Single by Russ

from the album There's Really a Wolf
- Released: December 30, 2015
- Length: 2:47
- Label: Diemon; Russ My Way; Columbia; Sony;
- Songwriter(s): Russell Vitale
- Producer(s): Russ

Russ singles chronology
| "Tsunami" (2015) | "Do It Myself" (2015) | "Try It" (2016) |

Music video
- "Do It Myself" on YouTube

= Do It Myself =

2015 single by Russ

"Do It Myself" is a song by American rapper Russ, released on December 30, 2015 as the fourth single from his twelfth and major-label debut studio album There's Really a Wolf (2017). It was produced by Russ himself.

==Composition==
The song contains a bell-driven beat, over which Russ raps about accomplishing everything as a musical artist by himself. He adds that record labels began contacting him only after he became famous and he always planned to be successful through his own efforts.

==Critical reception==
Eli Schwadron of XXL gave a positive review, writing "'Do It Myself' is a record with plenty of potential containing catchy melodies and diverse flows.
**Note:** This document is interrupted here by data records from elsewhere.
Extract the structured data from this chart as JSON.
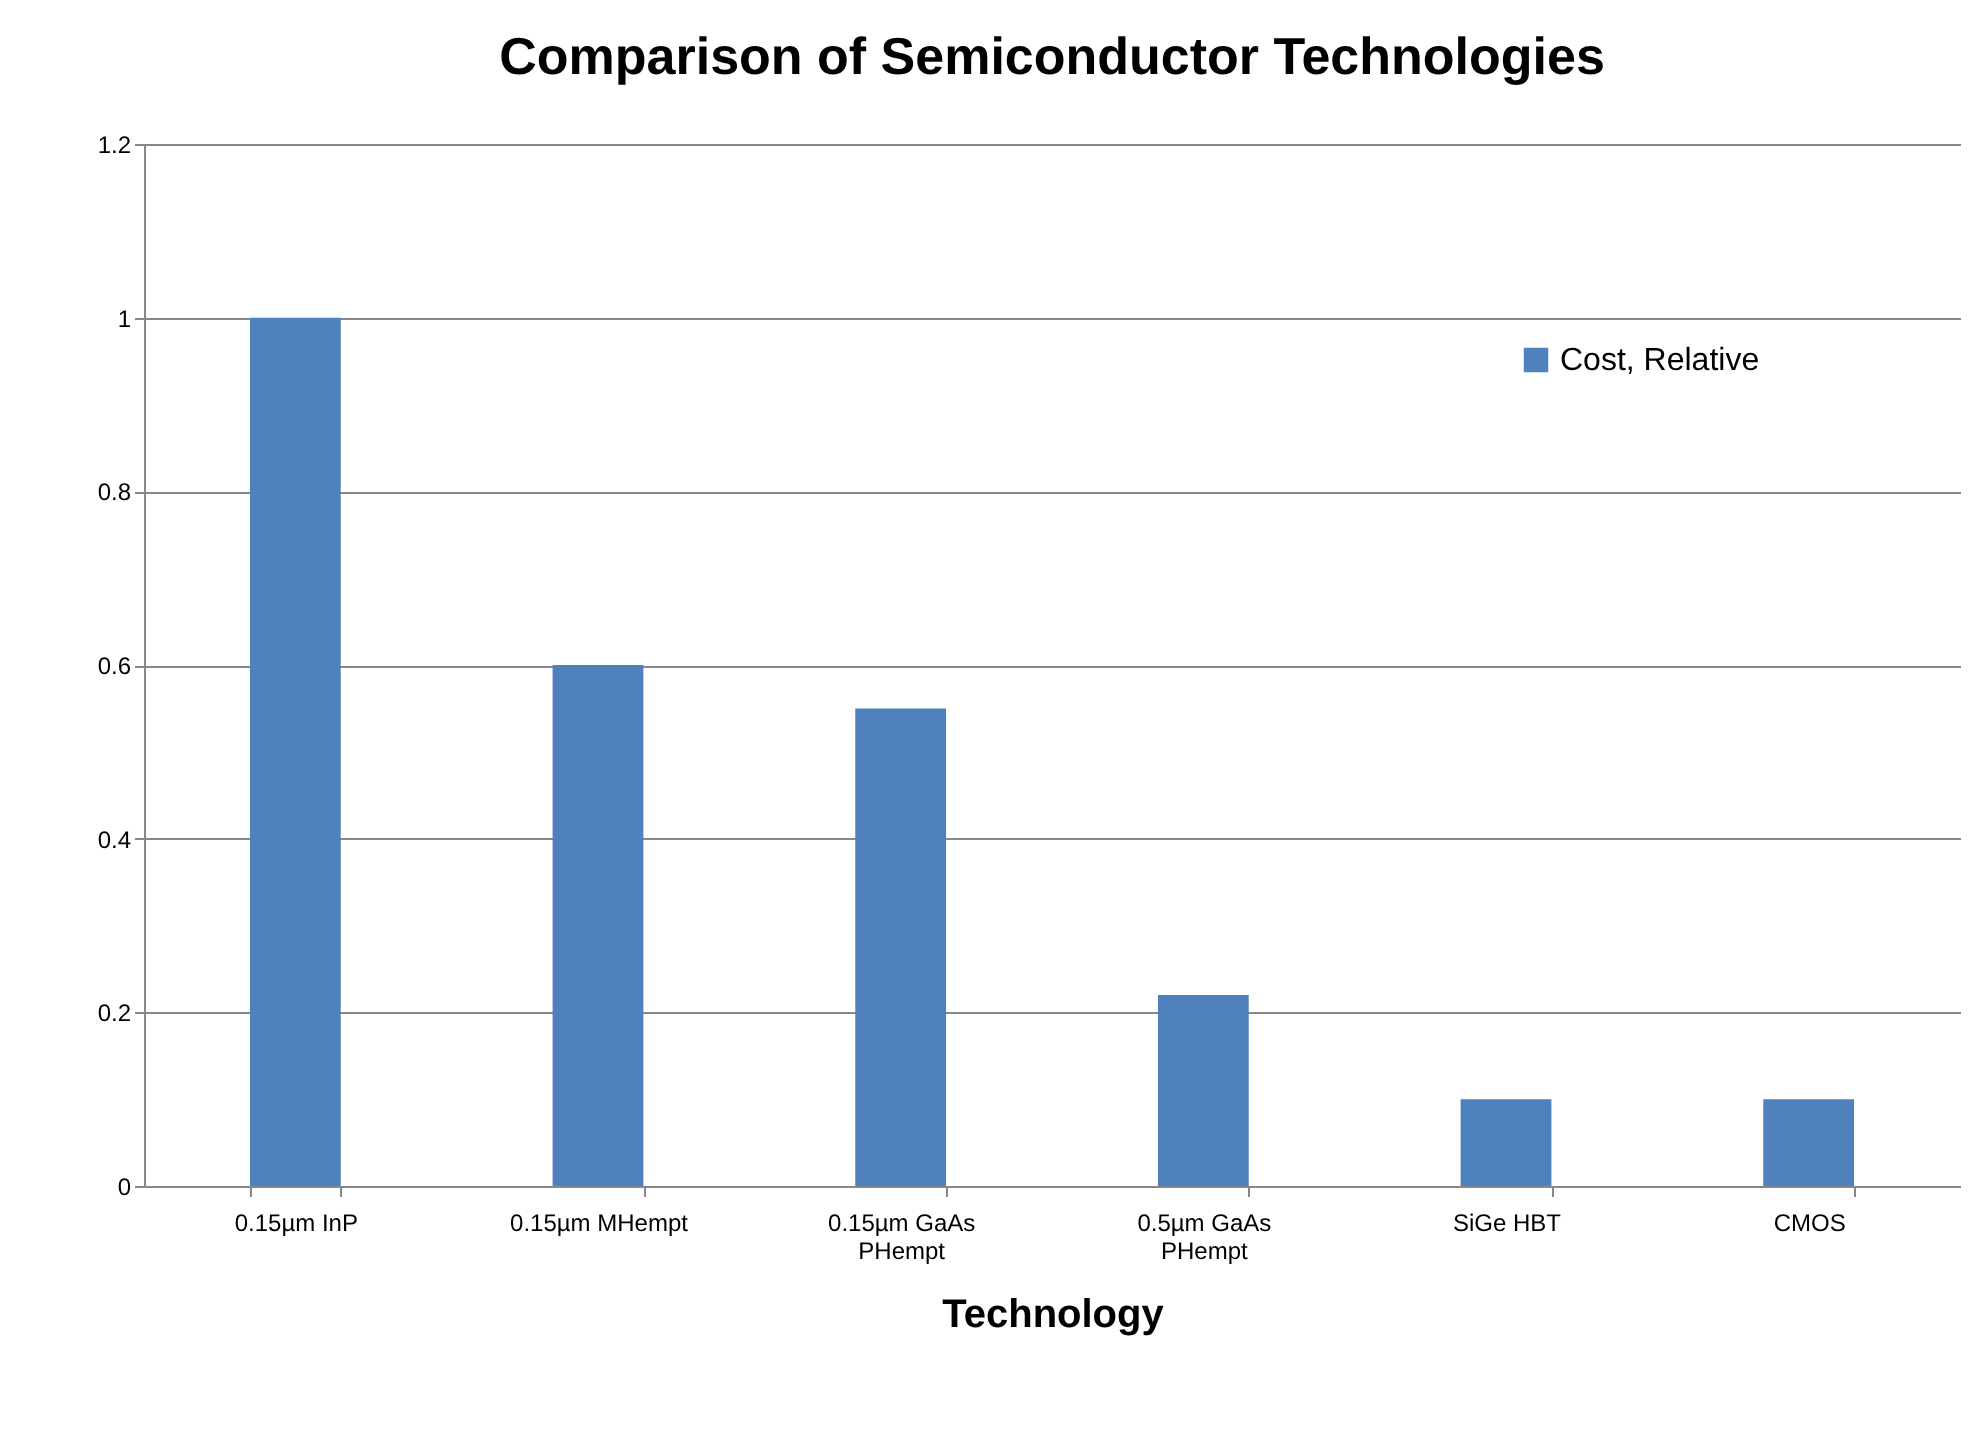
{
  "chart_data": {
    "type": "bar",
    "title": "Comparison of Semiconductor Technologies",
    "xlabel": "Technology",
    "categories": [
      "0.15µm InP",
      "0.15µm MHempt",
      "0.15µm GaAs PHempt",
      "0.5µm GaAs PHempt",
      "SiGe HBT",
      "CMOS"
    ],
    "series": [
      {
        "name": "Cost, Relative",
        "color": "#4f81bd",
        "values": [
          1.0,
          0.6,
          0.55,
          0.22,
          0.1,
          0.1
        ]
      }
    ],
    "ylim": [
      0,
      1.2
    ],
    "yticks": [
      0,
      0.2,
      0.4,
      0.6,
      0.8,
      1,
      1.2
    ],
    "grid": "y",
    "legend": "top right"
  }
}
His delivery is clean and pinpoint when he spits, 'Whole game hitting up my phone because my hooks, beats and my raps / Only reason I pick up is 'cuz my family needs the cash.'" Danny Schwartz of HotNewHipHop commented the beat "makes it seem as though Russ is singing a lullaby to the haters as he lowers them into their grave."

==Music video==
An official music video was released in June 2016. Directed by Edgar Esteves, it sees Russ and a crew of around 20 people in an otherwise vacant parking lot of a discount mall in Atlanta.

==Certifications==

| Region | Certification | Certified units/sales |
| Canada (Music Canada) | Gold | 40,000^{‡} |
| New Zealand (RMNZ) | Gold | 15,000^{‡} |
| United States (RIAA) | Platinum | 1,000,000^{‡} |
^{‡} Sales+streaming figures based on certification alone.